Sul Sole 24 Ore la notizia della richiesta di archiviazione da parte della Procura di Roma per l’ipotesi di reato di truffa aggravata, manipolazione del mercato ed abuso d’ufficio per Maria Cannata, direttore generale del Ministero dell’Economia,  iscritta da oltre un anno nel registro degli indagati nell’ambio del procedimento riguardante oltre 3 miliardi di euro pagati dal Tesoro a Morgan Stanley, quando la banca d’affari chiuse anticipatamente il contratto di derivati stipulato con l’Italia per il peggioramento del nostro rating. Si chiama clausola di “early termination”, ed è stata “sottoposta anche ai raggi x di una consulenza tecnica” della pubblica accusa, che ha concluso che era “legittimamente inserita nel contratto, legittimamente esercitata dalla banca americana e doverosamente rispettata dal Tesoro, che non aveva alternative ‘praticabili’. Pertanto, ‘non sono oggettivamente ravvisabili’ i reati ipotizzati e la Cannata, per i Pm, ‘è esente da responsabilità'”. Per la stessa ragione, scrive il quotidiano, è stata chiesta l’archiviazione per i responsabili politici Padoan e Monti.  I procedimenti erano nati da due esposti presentati il 5 marzo da Elio Lannutti, Rosario Trefiletti, Arturo Diaconale e Walter Biscotti, finiti prima a Trani e poi tornati a Roma.

Spending 

Sul Corriere della sera la notizia che da ieri sera sul sito revisionedellaspesa.gov.it sono stati pubblicati dal governo i 19 rapporti dei 19 gruppi di lavoro coordinati dall’ex commissario alla spending review Cottarelli, che ha lasciato il suo incarico alcuni mesi fa. Intanto il governo – scrive il quotidiano – “si appresta a cambiare il timoniere” per la revisione della spesa. Nella proposta Cottarelli si ipotizzavano risparmi di 7 miliardi minimo  nel 2014, che sarebbero diventati 18 nel 2015 e 34 nel 2016, e che sarebbero stati possibili senza tagli all’istruzione e senza “stravolgere il welfare state”. Al posto di Cottarelli il premier Matteo Renzi dovrebbe incaricare della spending review Yoram Gutgeld, deputato Pd e consigliere di Palazzo Chigi, insieme all’economista Roberto Perotti.
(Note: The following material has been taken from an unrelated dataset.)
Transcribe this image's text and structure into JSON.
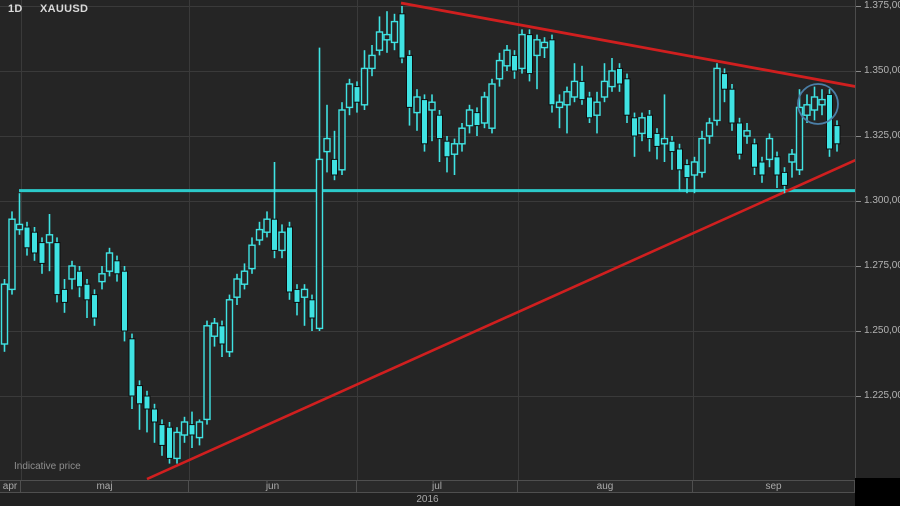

Anche Il Messaggero dà rilievo ai documenti elaborati da Cottarelli, e si sofferma su un aspetto: “I tagli di Cottarelli: licenziamenti facili per gli statali, scure sulla politica”. Sui licenziamenti il documento diceva che il “problema vero” è la “ritrosia” del management pubblico a ricorrere allo strumento del licenziamento per scarso rendimento.